The day continued pretty much without incident. The administration announced at lunch that afterschool activities were being cancelled for the afternoon, and I remember being frustrated that I couldn’t go to soccer practice, but excited to go home. My aunt had a C-section scheduled for that day and I was looking forward to going to the hospital to see her and my new cousin.
I remember arriving home and walking in the door to see my mom sitting on the couch, staring at the TV and looking as close as I’d ever seen her to tears.
She told me that the World Trade Centers had been attacked and that both towers had fallen.
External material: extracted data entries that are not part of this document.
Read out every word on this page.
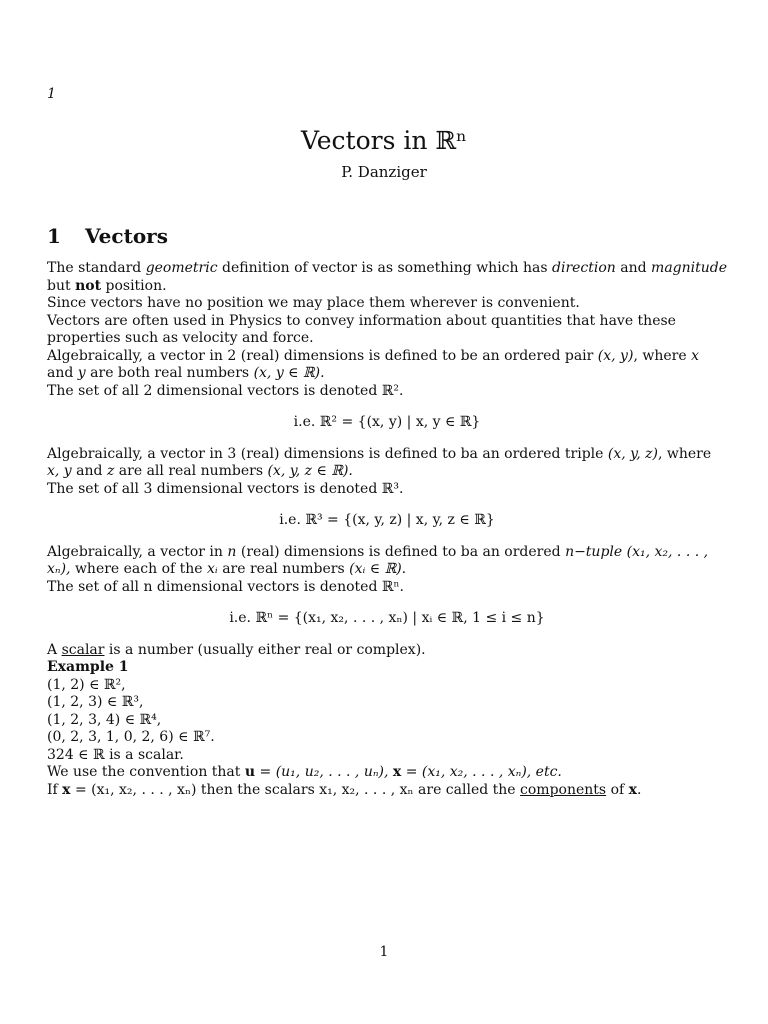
1
Vectors in ℝⁿ
P. Danziger
1 Vectors

The standard geometric definition of vector is as something which has direction and magnitude but not position.

Since vectors have no position we may place them wherever is convenient.

Vectors are often used in Physics to convey information about quantities that have these properties such as velocity and force.

Algebraically, a vector in 2 (real) dimensions is defined to be an ordered pair (x, y), where x and y are both real numbers (x, y ∈ ℝ).

The set of all 2 dimensional vectors is denoted ℝ².

i.e. ℝ² = {(x, y) | x, y ∈ ℝ}

Algebraically, a vector in 3 (real) dimensions is defined to ba an ordered triple (x, y, z), where x, y and z are all real numbers (x, y, z ∈ ℝ).

The set of all 3 dimensional vectors is denoted ℝ³.

i.e. ℝ³ = {(x, y, z) | x, y, z ∈ ℝ}

Algebraically, a vector in n (real) dimensions is defined to ba an ordered n−tuple (x₁, x₂, . . . , xₙ), where each of the xᵢ are real numbers (xᵢ ∈ ℝ).

The set of all n dimensional vectors is denoted ℝⁿ.

i.e. ℝⁿ = {(x₁, x₂, . . . , xₙ) | xᵢ ∈ ℝ, 1 ≤ i ≤ n}

A scalar is a number (usually either real or complex).

Example 1

(1, 2) ∈ ℝ²,

(1, 2, 3) ∈ ℝ³,

(1, 2, 3, 4) ∈ ℝ⁴,

(0, 2, 3, 1, 0, 2, 6) ∈ ℝ⁷.

324 ∈ ℝ is a scalar.

We use the convention that u = (u₁, u₂, . . . , uₙ), x = (x₁, x₂, . . . , xₙ), etc.

If x = (x₁, x₂, . . . , xₙ) then the scalars x₁, x₂, . . . , xₙ are called the components of x.

1
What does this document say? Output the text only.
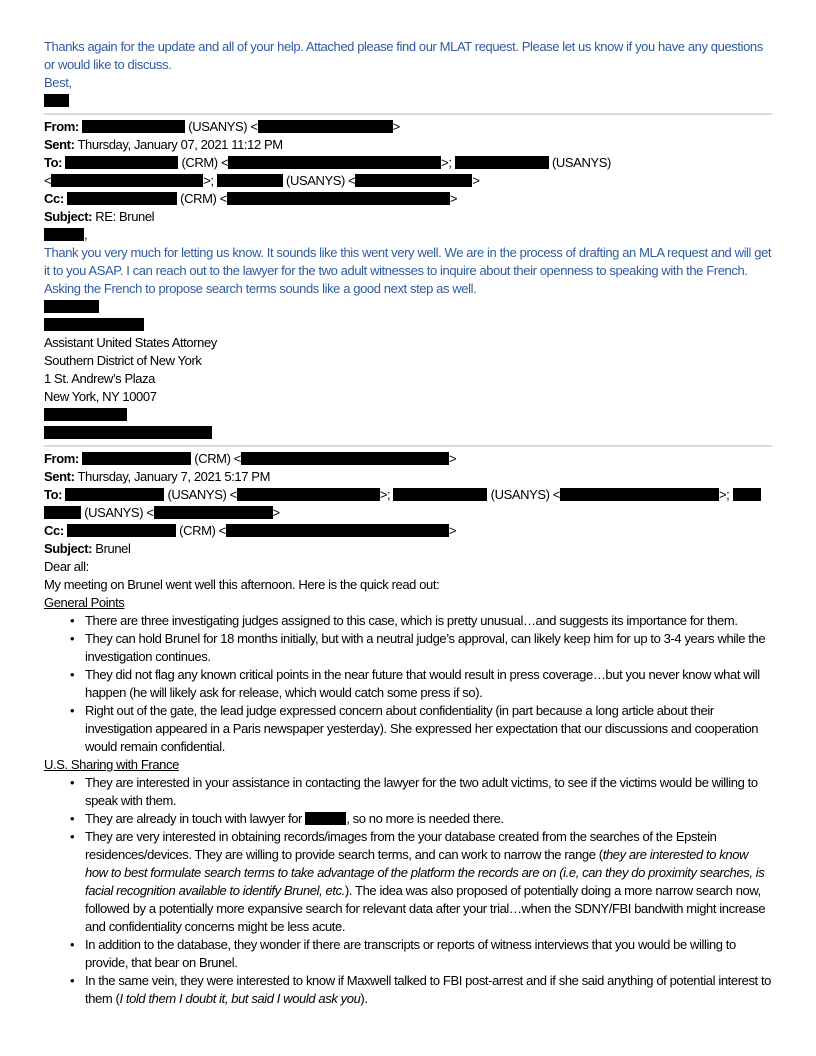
Thanks again for the update and all of your help. Attached please find our MLAT request. Please let us know if you have any questions or would like to discuss.
Best,
From:	(USANYS) <	>
Sent: Thursday, January 07, 2021 11:12 PM
To:	(CRM) <	>;	(USANYS)
<	>;	(USANYS) <	>
Cc:	(CRM) <	>
Subject: RE: Brunel
,
Thank you very much for letting us know. It sounds like this went very well. We are in the process of drafting an MLA request and will get it to you ASAP. I can reach out to the lawyer for the two adult witnesses to inquire about their openness to speaking with the French. Asking the French to propose search terms sounds like a good next step as well.
Assistant United States Attorney
Southern District of New York
1 St. Andrew’s Plaza
New York, NY 10007
From:	(CRM) <	>
Sent: Thursday, January 7, 2021 5:17 PM
To:	(USANYS) <	>;	(USANYS) <	>;
(USANYS) <	>
Cc:	(CRM) <	>
Subject: Brunel
Dear all:
My meeting on Brunel went well this afternoon. Here is the quick read out:
General Points
• There are three investigating judges assigned to this case, which is pretty unusual…and suggests its importance for them.
• They can hold Brunel for 18 months initially, but with a neutral judge’s approval, can likely keep him for up to 3-4 years while the investigation continues.
• They did not flag any known critical points in the near future that would result in press coverage…but you never know what will happen (he will likely ask for release, which would catch some press if so).
• Right out of the gate, the lead judge expressed concern about confidentiality (in part because a long article about their investigation appeared in a Paris newspaper yesterday). She expressed her expectation that our discussions and cooperation would remain confidential.
U.S. Sharing with France
• They are interested in your assistance in contacting the lawyer for the two adult victims, to see if the victims would be willing to speak with them.
• They are already in touch with lawyer for	, so no more is needed there.
• They are very interested in obtaining records/images from the your database created from the searches of the Epstein residences/devices. They are willing to provide search terms, and can work to narrow the range (they are interested to know how to best formulate search terms to take advantage of the platform the records are on (i.e, can they do proximity searches, is facial recognition available to identify Brunel, etc.). The idea was also proposed of potentially doing a more narrow search now, followed by a potentially more expansive search for relevant data after your trial…when the SDNY/FBI bandwith might increase and confidentiality concerns might be less acute.
• In addition to the database, they wonder if there are transcripts or reports of witness interviews that you would be willing to provide, that bear on Brunel.
• In the same vein, they were interested to know if Maxwell talked to FBI post-arrest and if she said anything of potential interest to them (I told them I doubt it, but said I would ask you).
I will never forget the painfully naive question that came out of my mouth.
“Did anyone die?”
I remember walking up to my room, somewhat dazed, and questioning how this could have happened. I remember crying and praying for those who had died and for their families.
I remember watching news coverage on all the different TV stations, and I remember going to the hospital to see my aunt and my cousin. My aunt had begged the doctors to please wait one more day, that she didn’t want her baby born on such a terrible day. But in hindsight, it’s nice to have something positive to remember about that day.
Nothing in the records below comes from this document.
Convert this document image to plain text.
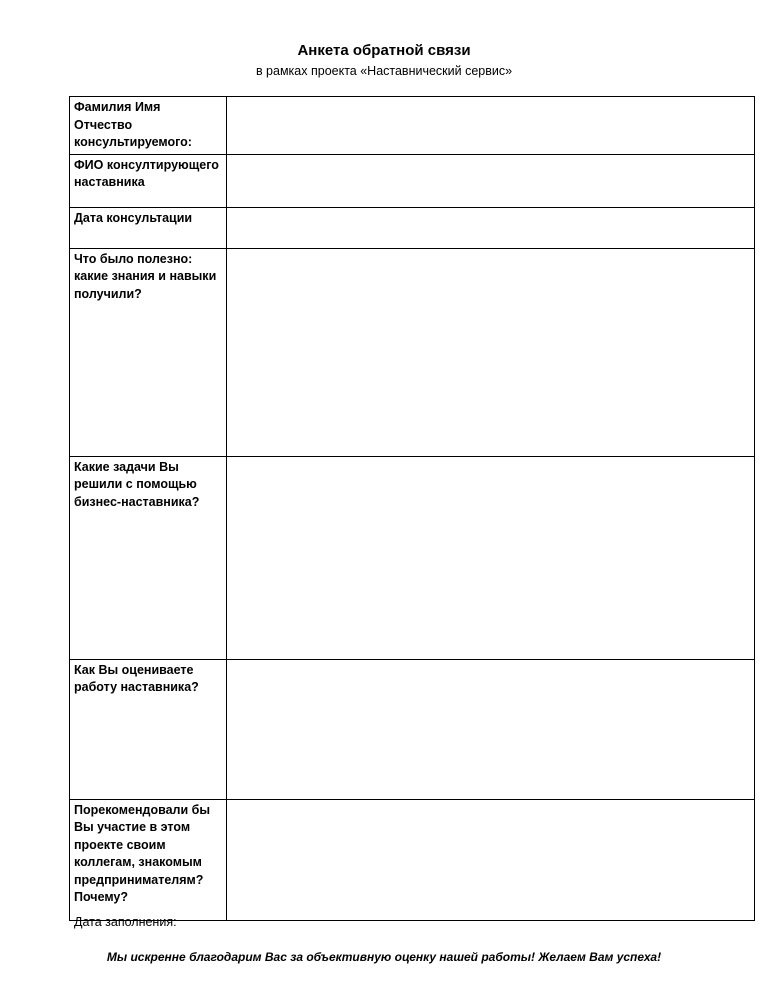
Анкета обратной связи
в рамках проекта «Наставнический сервис»
Фамилия Имя Отчество консультируемого:	
ФИО консултирующего наставника	
Дата консультации	
Что было полезно: какие знания и навыки получили?	
Какие задачи Вы решили с помощью бизнес-наставника?	
Как Вы оцениваете работу наставника?	
Порекомендовали бы Вы участие в этом проекте своим коллегам, знакомым предпринимателям? Почему?	
Дата заполнения:
Мы искренне благодарим Вас за объективную оценку нашей работы! Желаем Вам успеха!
The strange part is, ten years later, I recall the rest of that year progressing pretty normally. Maybe it was because I was only 12 years old and was absorbed in my 7th grade life. We bought a flag and flew it outside my house for a long time. In April, my parents took me to see Paul McCartney at Madison Square Garden and we went to Ground Zero. It was my first trip to NYC, so I had never seen the Twin Towers when they were still there. It was horrifically sad. And each time I’ve been back to NYC since then (I think it’s been four times), I’ve seen how the site has changed and the city has changed. But life has gone on.
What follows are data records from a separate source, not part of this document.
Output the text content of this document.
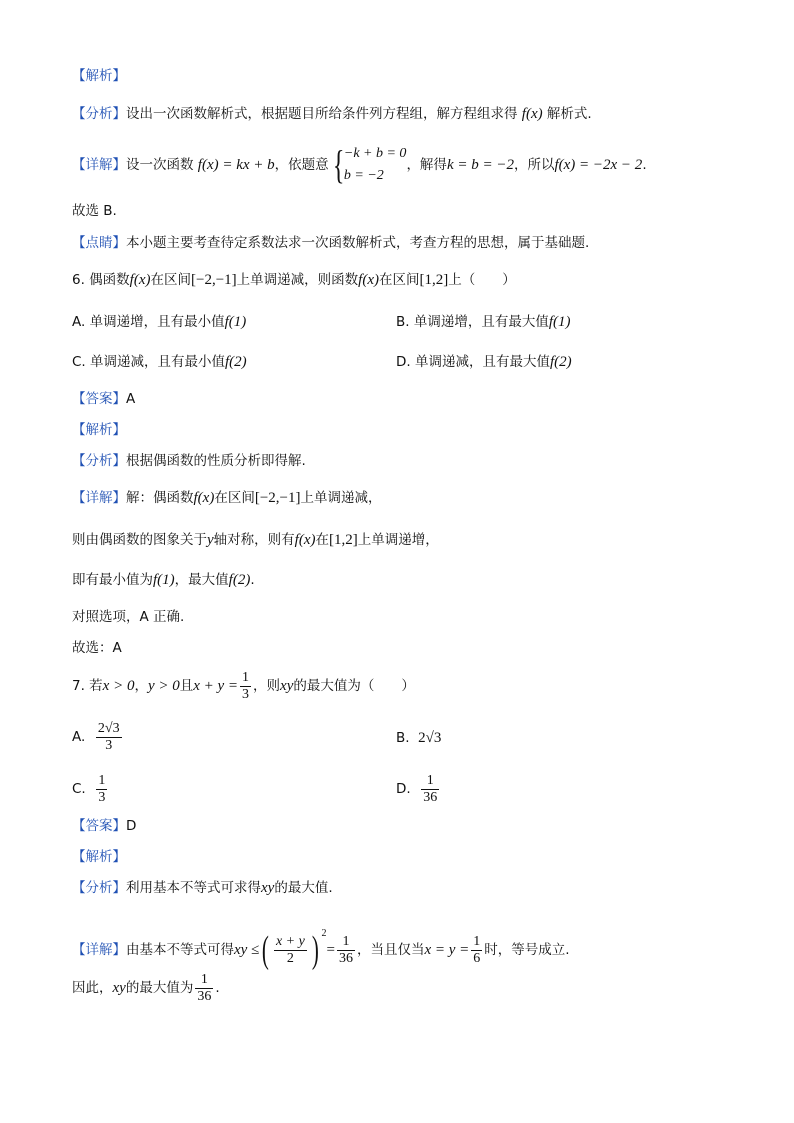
【解析】
【分析】设出一次函数解析式，根据题目所给条件列方程组，解方程组求得 f(x) 解析式.
【详解】设一次函数 f(x) = kx + b，依题意{ −k + b = 0
b = −2
，解得k = b = −2，所以f(x) = −2x − 2.
故选 B.
【点睛】本小题主要考查待定系数法求一次函数解析式，考查方程的思想，属于基础题.
6. 偶函数f(x)在区间[−2,−1]上单调递减，则函数f(x)在区间[1,2]上（　　）
A. 单调递增，且有最小值f(1)	B. 单调递增，且有最大值f(1)
C. 单调递减，且有最小值f(2)	D. 单调递减，且有最大值f(2)
【答案】A
【解析】
【分析】根据偶函数的性质分析即得解.
【详解】解：偶函数f(x)在区间[−2,−1]上单调递减，
则由偶函数的图象关于y轴对称，则有f(x)在[1,2]上单调递增，
即有最小值为f(1)，最大值f(2).
对照选项，A 正确.
故选：A
7. 若x > 0，y > 0且$x + y = \frac{1}{3}$ ，则xy的最大值为（　　）
A. $\frac{2√3}{3}$	B. 2√3
C. $\frac{1}{3}$	D. $\frac{1}{36}$
【答案】D
【解析】
【分析】利用基本不等式可求得xy的最大值.
【详解】由基本不等式可得xy ≤( $\frac{x + y}{2}$ ) $^2= \frac{1}{36}$ ，当且仅当$x = y = \frac{1}{6}$ 时，等号成立.
因此，xy的最大值为 $\frac{1}{36}$ .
I bought Bruce Springsteen’s album The Rising the next summer (2002), and I remember lying on the floor of my family room with my Discman and listening to it constantly. For some reason, even though I wasn’t personally affected by the attacks, it still hit home. Maybe it was because of my age. I was old enough to know what had happened, and the next few years where the war on terror really began coincided with junior high and then high school, where I was constantly aware of what was happening in the world.
Today, it’s hard to look back on the attacks and remember what things were like before they occurred. No one could have anticipated or predicted what would happen on 9/11/2001. Yet after it happened, life was never the same. And our country has become better in some ways since then and worse in some other ways.
Ultimately, today is a day for remembering. My thoughts are with those who lost loved ones on that day.